Erstellt am 27. Juli 2015, 10:55

von Thomas Vogelleitner

Mercedes-Benz GLC: Der C fürs Grobe. Der GLK ist der meistverkaufte SUV der Stuttgarter. Jetzt kommt die zweite Generation, die ab sofort auf den Namen GLC hört.

Keine Fahrzeugklasse wächst so rasant wie die der Mittelklasse-SUVs. Mit dem GLC haben die Stuttgarter ein heißes Eisen im Programm - komfortabel, geräumig, nobel eingerichtet, offroad top. Und: Der Verbrauch sank im Vergleich zum Vorgängermodell um bis zu 19 Prozent.  |  NOEN, Mercedes-Benz
Der GLC kraxelt den steilen Anstieg mit über 70 Prozent Steigung hinauf, mit links, als sei es gar nichts. Auf der anderen Seite des Hügels geht es wieder hinunter. Dazwischen tiefe Löcher und eine spektakuläre Verschränkung – erst dann geht es wieder auf die befestigte Straße zurück.

Federt auf der Straße alles weg 

Mit Luftfederung und Offroad-Technik-Paket (Bodenfreiheit 227 Millimeter, Wattiefe 300 Millimeter) kann der GLK-Nachfolger im Gelände viel – viel mehr als sich die meisten seiner Piloten trauen! Und Audi (Q5) sowie BMW (X3) müssen sich warm anziehen … Fahreindruck onroad? Der Schwabe federt auf der Straße alles weg und verwöhnt mit einem niedrigen Geräuschniveau – einfach herrlich!



Unser Lieblingsmotor: Der 204 PS starke Selbstzünder im GLC 250 d – kraftvoll geht es aus dem Drehzahlkeller heraus, erst bei Tempo 223 ist Schluss mit lustig (souveränes Reisen), der Durchschnittsverbrauch von (ab) 5,0 Litern pro 100 Kilometer kann sich mehr als sehen lassen (aus Freude am Sparen). Die neungängige Automatik arbeitet dabei dezent im Hintergrund und bemüht sich insbesondere um sanfte Gangwechsel und möglichst geringe Drehzahlen.

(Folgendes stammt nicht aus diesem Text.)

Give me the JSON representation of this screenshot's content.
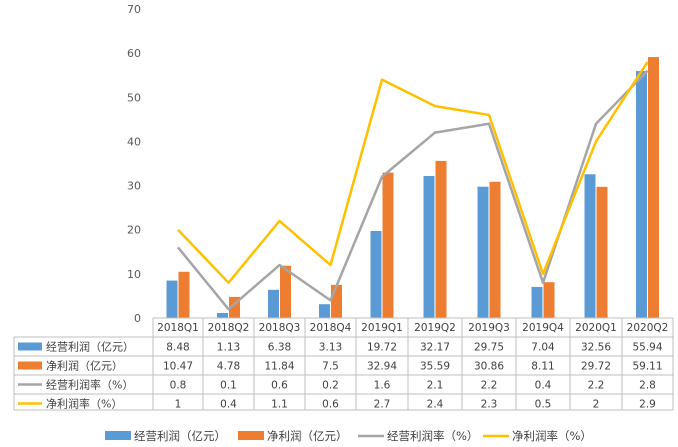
{
  "chart_data": {
    "type": "bar",
    "categories": [
      "2018Q1",
      "2018Q2",
      "2018Q3",
      "2018Q4",
      "2019Q1",
      "2019Q2",
      "2019Q3",
      "2019Q4",
      "2020Q1",
      "2020Q2"
    ],
    "ylim": [
      0,
      70
    ],
    "yticks": [
      0,
      10,
      20,
      30,
      40,
      50,
      60,
      70
    ],
    "grid": false,
    "legend_position": "bottom",
    "series": [
      {
        "name": "经营利润（亿元）",
        "kind": "bar",
        "color": "#5B9BD5",
        "labels": [
          "8.48",
          "1.13",
          "6.38",
          "3.13",
          "19.72",
          "32.17",
          "29.75",
          "7.04",
          "32.56",
          "55.94"
        ],
        "values": [
          8.48,
          1.13,
          6.38,
          3.13,
          19.72,
          32.17,
          29.75,
          7.04,
          32.56,
          55.94
        ]
      },
      {
        "name": "净利润（亿元）",
        "kind": "bar",
        "color": "#ED7D31",
        "labels": [
          "10.47",
          "4.78",
          "11.84",
          "7.5",
          "32.94",
          "35.59",
          "30.86",
          "8.11",
          "29.72",
          "59.11"
        ],
        "values": [
          10.47,
          4.78,
          11.84,
          7.5,
          32.94,
          35.59,
          30.86,
          8.11,
          29.72,
          59.11
        ]
      },
      {
        "name": "经营利润率（%）",
        "kind": "line",
        "color": "#A5A5A5",
        "labels": [
          "0.8",
          "0.1",
          "0.6",
          "0.2",
          "1.6",
          "2.1",
          "2.2",
          "0.4",
          "2.2",
          "2.8"
        ],
        "values": [
          0.8,
          0.1,
          0.6,
          0.2,
          1.6,
          2.1,
          2.2,
          0.4,
          2.2,
          2.8
        ]
      },
      {
        "name": "净利润率（%）",
        "kind": "line",
        "color": "#FFC000",
        "labels": [
          "1",
          "0.4",
          "1.1",
          "0.6",
          "2.7",
          "2.4",
          "2.3",
          "0.5",
          "2",
          "2.9"
        ],
        "values": [
          1,
          0.4,
          1.1,
          0.6,
          2.7,
          2.4,
          2.3,
          0.5,
          2,
          2.9
        ]
      }
    ]
  }
}
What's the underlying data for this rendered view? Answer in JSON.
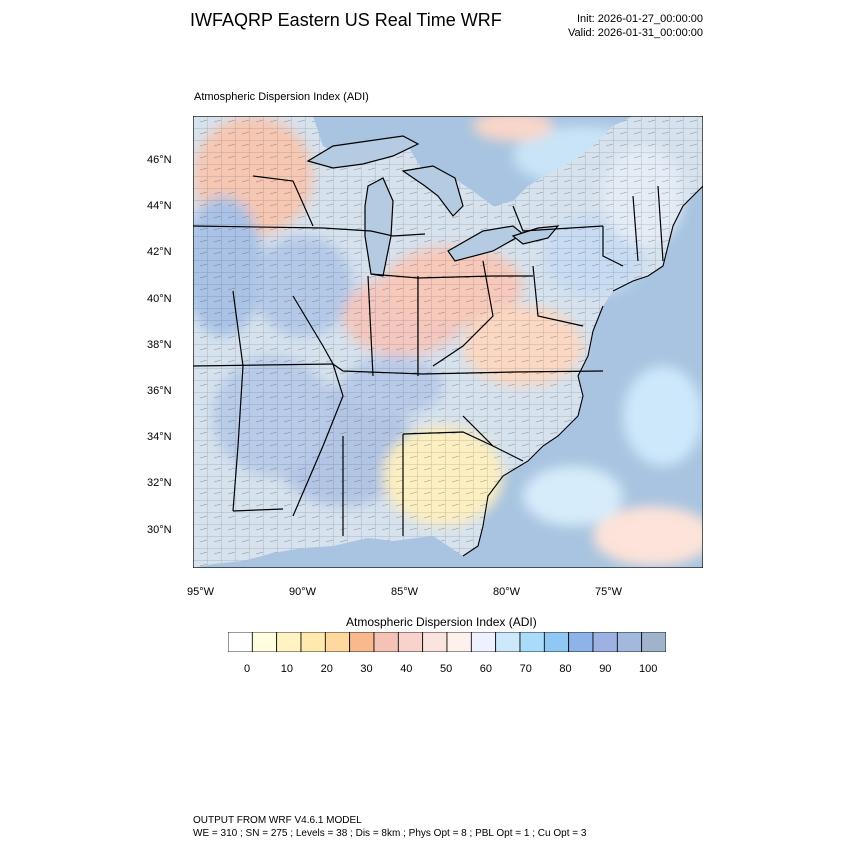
{
  "header": {
    "title": "IWFAQRP Eastern US Real Time WRF",
    "init": "Init: 2026-01-27_00:00:00",
    "valid": "Valid: 2026-01-31_00:00:00"
  },
  "map": {
    "field_title": "Atmospheric Dispersion Index   (ADI)",
    "lat_labels": [
      "46°N",
      "44°N",
      "42°N",
      "40°N",
      "38°N",
      "36°N",
      "34°N",
      "32°N",
      "30°N"
    ],
    "lon_labels": [
      "95°W",
      "90°W",
      "85°W",
      "80°W",
      "75°W"
    ],
    "colors": {
      "ocean": "#a8c4e0",
      "land_base": "#d4e1ee",
      "low_adi": "#fde7c6",
      "mid_adi": "#f4c7c0",
      "high_adi": "#a9c2e6",
      "county_lines": "#333333",
      "state_lines": "#000000"
    }
  },
  "colorbar": {
    "title": "Atmospheric Dispersion Index  (ADI)",
    "tick_labels": [
      "0",
      "10",
      "20",
      "30",
      "40",
      "50",
      "60",
      "70",
      "80",
      "90",
      "100"
    ],
    "colors": [
      "#ffffff",
      "#fffce0",
      "#fff3c4",
      "#ffe9ad",
      "#ffd8a0",
      "#f9b98f",
      "#f5c2b6",
      "#f8d3cc",
      "#fbe3de",
      "#fdf1ee",
      "#eef1ff",
      "#cde8fb",
      "#a9dcf8",
      "#8fc8f3",
      "#8db3e8",
      "#9bb2e3",
      "#a3b8dd",
      "#9fb3cc"
    ]
  },
  "footer": {
    "line1": "OUTPUT FROM WRF V4.6.1 MODEL",
    "line2": "WE = 310 ; SN = 275 ; Levels = 38 ; Dis = 8km ; Phys Opt = 8 ; PBL Opt = 1 ; Cu Opt = 3"
  }
}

Effizienz-Champion wird nachgereicht

Der Effizienz-Champion wird Ende des Jahres nachgereicht – Name: GLC 350 € (Systemleistung 327 PS). Der erste mittelgroße SUV mit Plug-in-Hybrid. Und der bereits fünfte Mercedes, der an der Steckdose aufgeladen werden kann. Stuttgart gibt stolz einen Durchschnittsverbrauch von 2,6 Litern pro 100 Kilometer an (60 Gramm CO2 pro Kilometer), rein elektrisch (emissionsfrei) sind bis zu 34 Kilometer möglich. Wir waren auch mit dem Hybriden unterwegs – und meinen: Gefällt uns! Ebenfalls in der Pipeline: 367 PS starker
GLC 450 AMG.

Optisch hinterlässt der Wagen einen starken Eindruck. Beim 4,66 Meter langen SUV (plus 120 Millimeter) sind die markanten Ecken und Kanten vom Vorgänger GLK weg, der „runde“ GLC fügt sich nahtlos ins aktuelle Markendesign ein. Mehr Außenlänge heißt auch mehr Platz – so wuchs das maximale Kofferraumvolumen auf 1.600 Liter (plus 50 Liter).

Neu: Mercedes-Benz GLC

Start & Preis. Ab sofort bestellbar, Markteinführung am 12. September.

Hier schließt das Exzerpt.